(no subject)

Apr 14, 2009 16:25

Not a whole lot to say. Just having a bit of a rough/blah day. The improving my weight/body image thing has sort of lost its momentum over the past few weeks. Mostly that is me, but I can point to a lot of little road bumps in the way that didn't help me keep up to speed. (Cold weather, not yet getting dad's bike, bathroom renovations making the house a mess, yoga classes that didn't quite work out.) It takes me a long time to get up the energy/commitment to make a decision, but once I'm ready to make that decision, I need to ride the excitement to make good headway and see progress or else I get discouraged and fall flat. I sort of think of myself as a bit of a pressure cooker. All the stuff in the pot cooks, and cooks, and cooks, and doesn't look like it's doing much until *boom* the energy pops the top and then stay out of the way because something big will be there to show for it when the steam clears.
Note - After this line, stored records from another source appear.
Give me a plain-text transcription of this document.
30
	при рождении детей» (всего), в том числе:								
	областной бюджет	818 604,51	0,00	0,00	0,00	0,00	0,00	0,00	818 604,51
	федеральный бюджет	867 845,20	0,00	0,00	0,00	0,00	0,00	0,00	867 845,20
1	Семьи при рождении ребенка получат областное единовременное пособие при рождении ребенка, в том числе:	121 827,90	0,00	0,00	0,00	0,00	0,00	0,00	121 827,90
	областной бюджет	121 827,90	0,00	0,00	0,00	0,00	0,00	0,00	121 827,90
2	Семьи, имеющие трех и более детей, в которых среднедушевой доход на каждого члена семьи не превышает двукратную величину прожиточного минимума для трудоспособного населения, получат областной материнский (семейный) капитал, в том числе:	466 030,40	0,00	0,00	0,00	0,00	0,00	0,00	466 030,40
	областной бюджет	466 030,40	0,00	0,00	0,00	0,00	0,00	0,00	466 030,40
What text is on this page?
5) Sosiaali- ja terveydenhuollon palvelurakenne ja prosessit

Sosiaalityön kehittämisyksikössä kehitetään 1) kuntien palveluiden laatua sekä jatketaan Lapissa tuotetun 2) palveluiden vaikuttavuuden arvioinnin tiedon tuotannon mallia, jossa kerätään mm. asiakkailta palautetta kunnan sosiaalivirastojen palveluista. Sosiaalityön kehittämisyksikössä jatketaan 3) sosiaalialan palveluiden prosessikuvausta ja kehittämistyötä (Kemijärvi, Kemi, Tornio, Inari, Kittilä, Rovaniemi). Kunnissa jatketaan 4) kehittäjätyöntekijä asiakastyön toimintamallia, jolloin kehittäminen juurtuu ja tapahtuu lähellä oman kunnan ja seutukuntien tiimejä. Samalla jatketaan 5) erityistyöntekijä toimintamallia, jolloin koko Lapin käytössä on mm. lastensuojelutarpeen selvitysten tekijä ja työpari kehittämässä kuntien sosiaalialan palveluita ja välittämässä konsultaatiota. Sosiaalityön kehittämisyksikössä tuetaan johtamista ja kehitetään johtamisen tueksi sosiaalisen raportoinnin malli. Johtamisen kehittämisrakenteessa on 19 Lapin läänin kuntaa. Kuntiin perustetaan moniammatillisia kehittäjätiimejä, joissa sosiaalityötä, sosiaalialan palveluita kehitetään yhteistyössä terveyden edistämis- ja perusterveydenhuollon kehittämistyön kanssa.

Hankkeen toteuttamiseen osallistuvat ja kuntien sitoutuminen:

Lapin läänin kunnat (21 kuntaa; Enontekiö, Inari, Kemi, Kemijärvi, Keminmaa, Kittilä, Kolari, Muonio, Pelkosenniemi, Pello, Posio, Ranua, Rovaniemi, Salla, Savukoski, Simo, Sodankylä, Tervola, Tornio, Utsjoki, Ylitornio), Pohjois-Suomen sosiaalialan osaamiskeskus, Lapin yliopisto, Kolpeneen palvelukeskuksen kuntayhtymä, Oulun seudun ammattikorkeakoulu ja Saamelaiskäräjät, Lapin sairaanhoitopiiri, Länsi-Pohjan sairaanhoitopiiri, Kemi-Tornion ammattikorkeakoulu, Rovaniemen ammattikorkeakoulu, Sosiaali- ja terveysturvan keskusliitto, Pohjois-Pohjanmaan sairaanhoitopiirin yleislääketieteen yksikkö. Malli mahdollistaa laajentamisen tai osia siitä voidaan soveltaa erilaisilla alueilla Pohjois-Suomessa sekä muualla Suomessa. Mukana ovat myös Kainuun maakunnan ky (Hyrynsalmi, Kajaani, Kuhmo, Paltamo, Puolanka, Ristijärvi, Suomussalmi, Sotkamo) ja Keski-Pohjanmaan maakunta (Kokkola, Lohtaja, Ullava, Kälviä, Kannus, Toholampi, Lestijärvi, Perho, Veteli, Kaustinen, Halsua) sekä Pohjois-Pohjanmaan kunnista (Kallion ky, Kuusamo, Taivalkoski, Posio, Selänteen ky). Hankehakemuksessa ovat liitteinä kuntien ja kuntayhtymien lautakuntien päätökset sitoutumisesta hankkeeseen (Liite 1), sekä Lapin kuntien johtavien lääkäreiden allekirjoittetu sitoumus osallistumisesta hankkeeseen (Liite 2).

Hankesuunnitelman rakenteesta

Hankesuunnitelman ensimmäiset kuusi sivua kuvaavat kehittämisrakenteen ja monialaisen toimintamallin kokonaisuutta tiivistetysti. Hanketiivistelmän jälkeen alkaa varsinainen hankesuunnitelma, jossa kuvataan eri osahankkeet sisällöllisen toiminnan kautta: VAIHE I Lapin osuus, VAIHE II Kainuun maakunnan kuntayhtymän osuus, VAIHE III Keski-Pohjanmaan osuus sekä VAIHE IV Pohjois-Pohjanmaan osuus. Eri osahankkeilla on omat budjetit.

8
Along with that is the fact that I like having things to look forward to that keep me happy and excited and energized. That's much easier when you're a kid. You have daily goals, weekly goals, after school cartoons, softball games, scout meetings, birthday parties, school vacations, holidays... all sorts of things to think about other than the daily grind. And even for me I didn't find much of a grind to it because I liked school and classes were only an hour long before we were moving on to a new topic. Life as an adult is nothing like that. Work is the same old thing almost every day. Same desk, same computer, same work. And now that I'm not observing any religious calendar, there aren't any holidays I look forward to for myself except maybe Christmas because I still try to do fun things and suprise other people with their gifts, and my birthday when I get to plan a day that I want and maybe get some presents from people. But more and more those "holidays" don't hold any meaning anymore because I've lost the religious conviction in them, and doing anything for secular/commercial reasons doesn't hold nearly the special quality they should since what is the difference between a "holiday" you "celebrate" as secular/commercial and any other day you arbitrarily pick as a "special" day to "celebrate". If I or anyone else can just pick a day, then that to me can just as easily be wrapped up into the ordinary as anything else. I want things that take me out of myself, out of the day to day, something that gives life meaning.

So at the moment, anything I decide to do or not do doesn't seem to hold much weight or make much of a difference. It's a pretty sad thing to simply have an existance when you don't see any ongoing meaning or point in it and anything you try to do can seem like filling the space with one more meaningless thing in the grand scheme of things.

Some days I wonder what the point is. And if I decided to dye my hair, get a tattoo, quit my job, go on a month long meditation to Tibet, move to Florida, join a Ren Faire, open a New Age shop, or any of a hundred things, would it make any *real* difference other than my friends and family worrying about me and/or missing me and the logistics of money/survival in doing it. I have no kids, no real worldly ties or obligations I couldn't easliy arrange to give up or have someone take over. My job would find someone else to do what I'm doing. My roommates could find a new roommate or a smaller apartment. I don't think I'd see my family any more or less than I already do, so that likely isn't an issue. So that leaves Dave, and my fish as daily things. Those feel like my only two ties to anything solid or any sort of obligations in life. And on my bad days I remember that people make and break relationships all the time, and 2 little fish are easy pets to find a home for.

Welcome to the continued existential crisis that is my life. blah.